A beautiful contrast is St. Juliana of Liege who helped establish the Feast of Corpus Christi. A brilliant and beautiful young woman of Flanders (modern Belgium, and my mother’s homeland) in the 1200s, she was orphaned at age 5 and gave up everything for Christ, her true love, taking the veil as a religious at age 13. Juliana had a deep devotion to the Holy Eucharist from a young age and dreamed that someday there would be a Feast Day dedicated exclusively to Jesus’ Divine Presence in the Blessed Sacrament. At age 16, she had a vision of Our Lord which confirmed His desire for such a Solemnity (Corpus Christi). From her first years as a nun, she ran a hospital, and at age 33 she was made a “Prioress” (a demanding position in medieval Christendom). In her position of authority, she had to stand up to powerful and corrupt men of her day, while still possessing the focus to become one of the first women authors in medieval Europe — and one of first in human history!

My great-great-grandfather Theodore Verstraete of Antwerp, Belgium, was a fairly famous artist in his day. He still has paintings in several museums in Belgium and through-out Europe. According to family history, he was an atheist and never even baptized. Yet, even he was drawn by something in our Blessed Sacrament. I only recently discovered what is now my favorite painting of his, Le Viatique (Viaticum. Last Holy Communion before death).

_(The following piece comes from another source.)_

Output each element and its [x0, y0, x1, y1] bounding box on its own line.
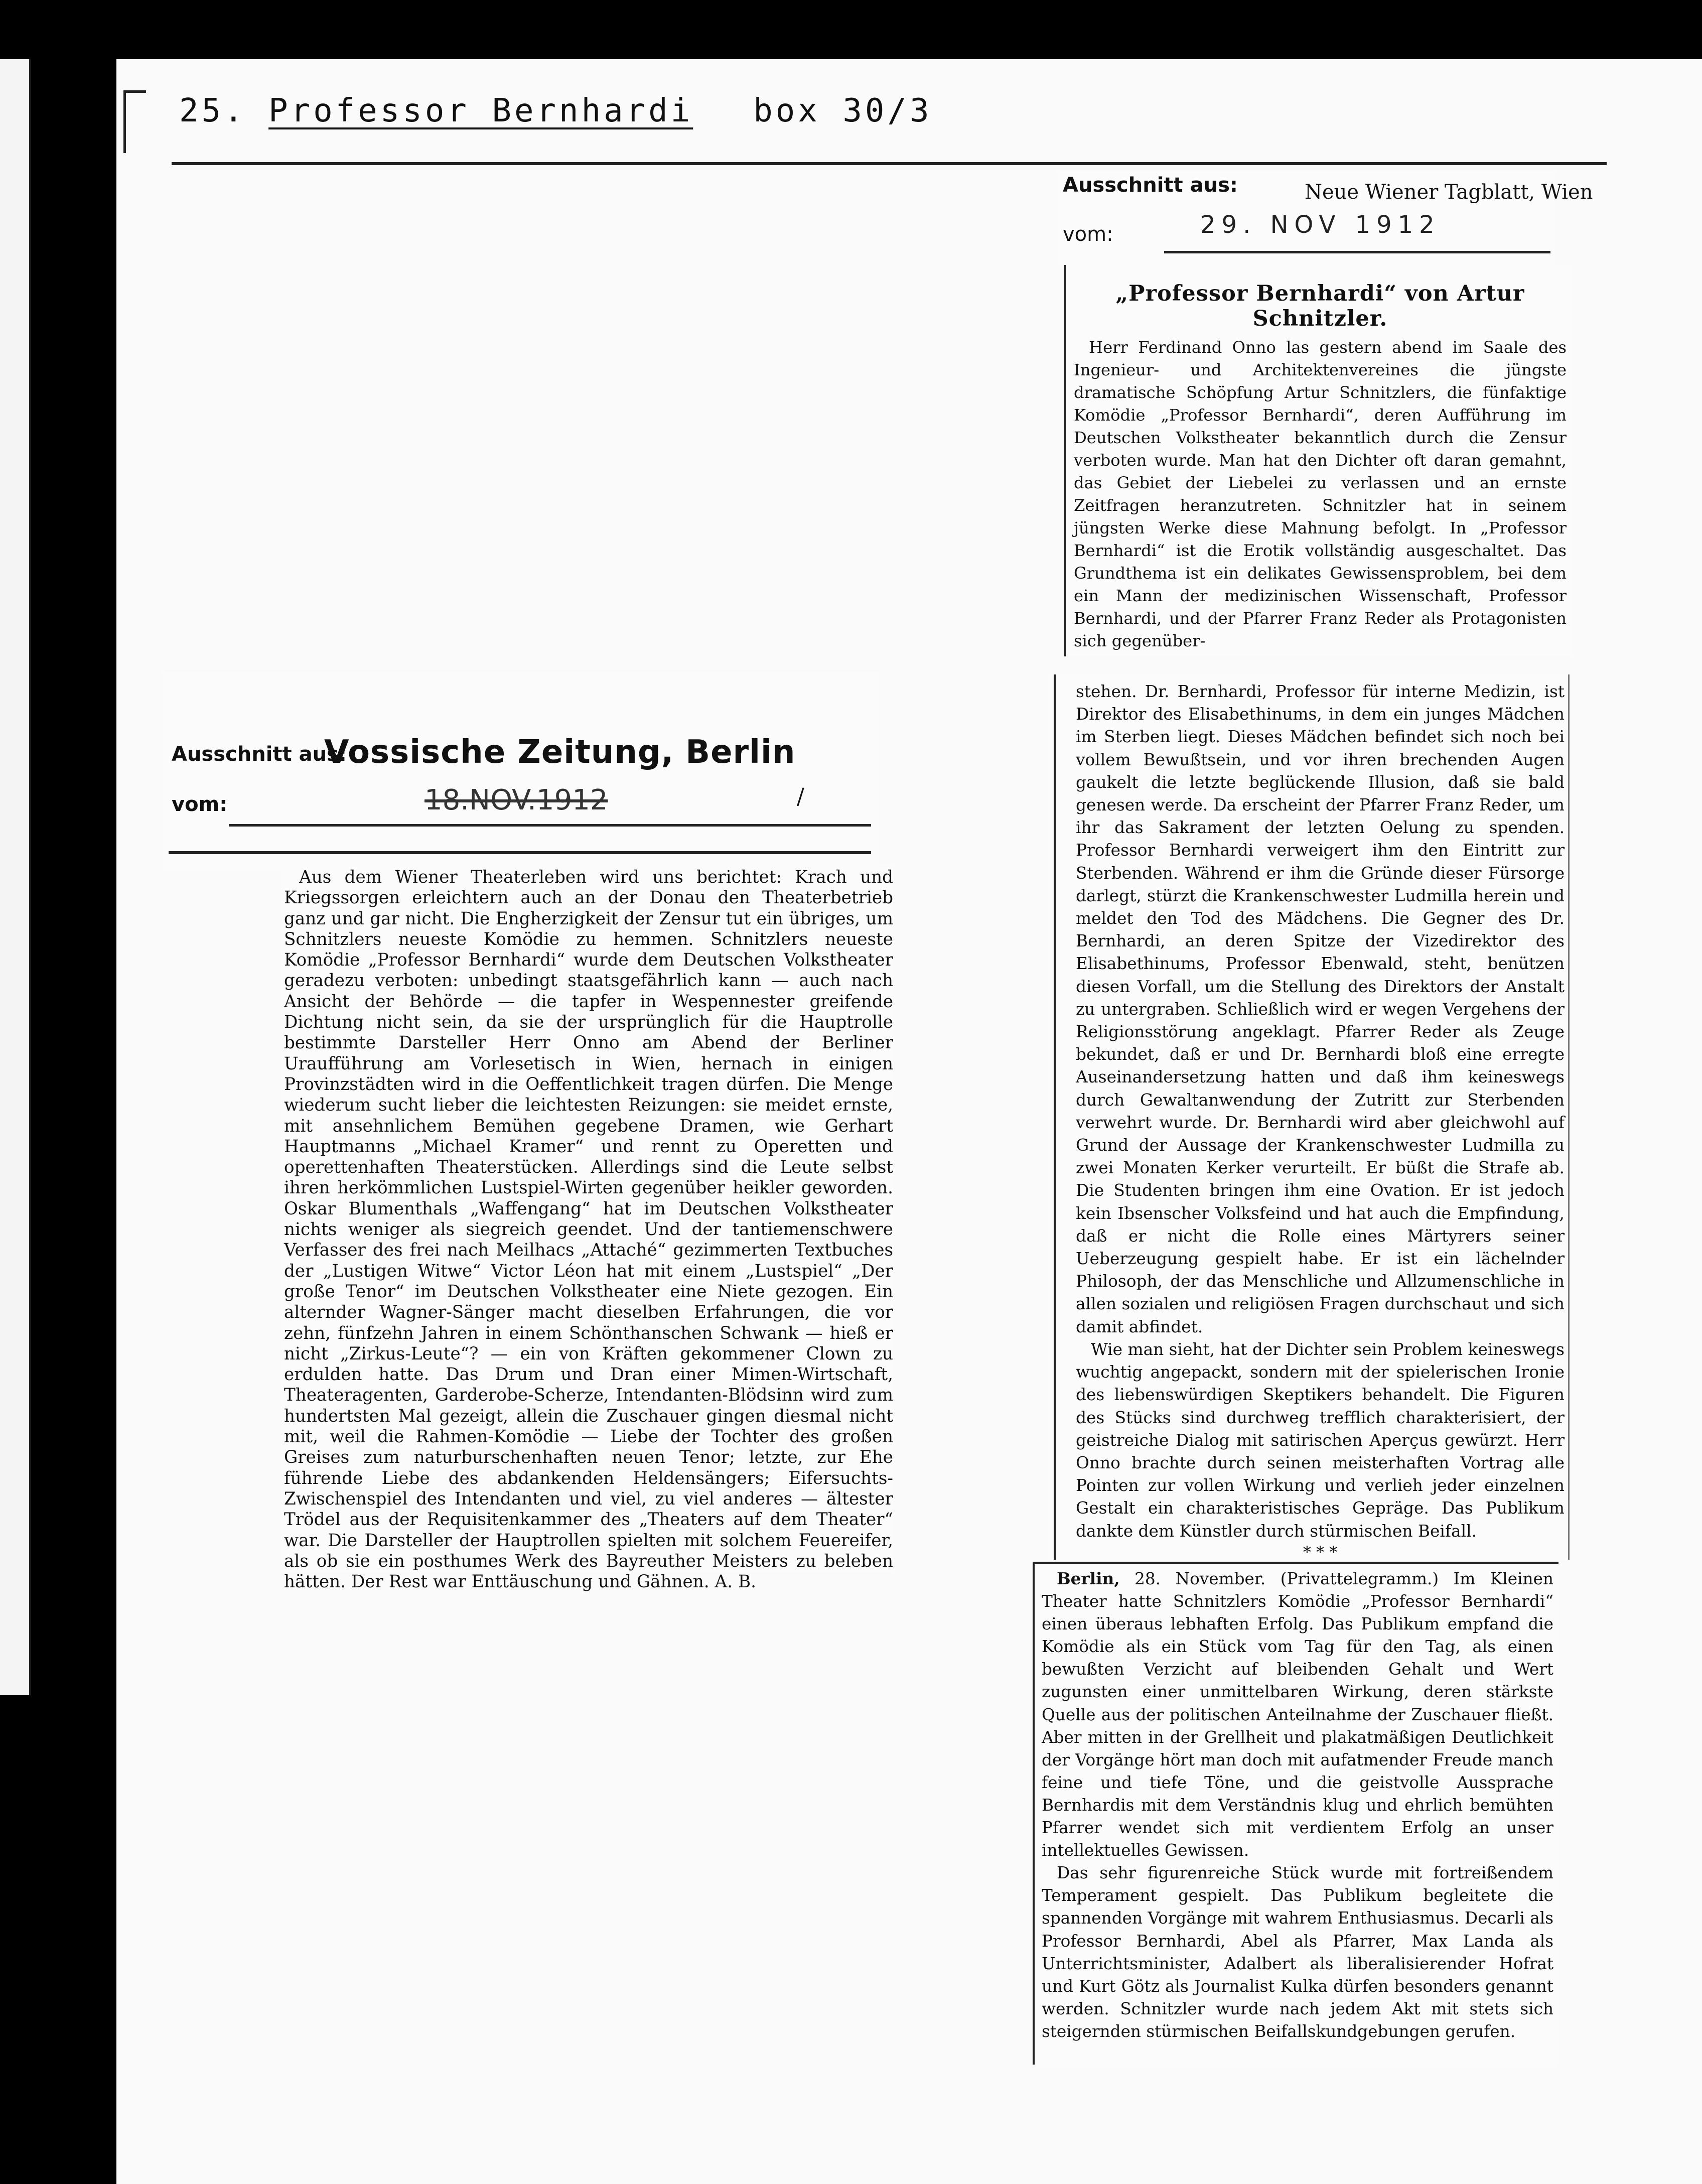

Although it’s said he publicly ridi-culed Corpus Christi processions, for some reason, Theodore felt moved to paint a priest processing with the Eucharist to the dying. As my mom put it, “For an atheist, he sure did enjoy painting hard-working priests.” Through the intercession of Saint Juliana, I hope old “Theod” came to know the love of our Eucharistic Lord. When my “feeble senses fail” in death, may-be he and I can hash out the rest au purgatoire…

Tantum ergo Sacramentum           Down in adoration falling,
Veneremur cernui:                           Lo! The sacred Host we hail,
Et antiquum documentum             Lo! Oe’r ancient forms departing
Novo cedat ritui:                               Newer rites of grace prevail;
Praestet fides supplementum        Faith for all defects supplying,
Sensuum defectui.                            Where the feeble senses fail.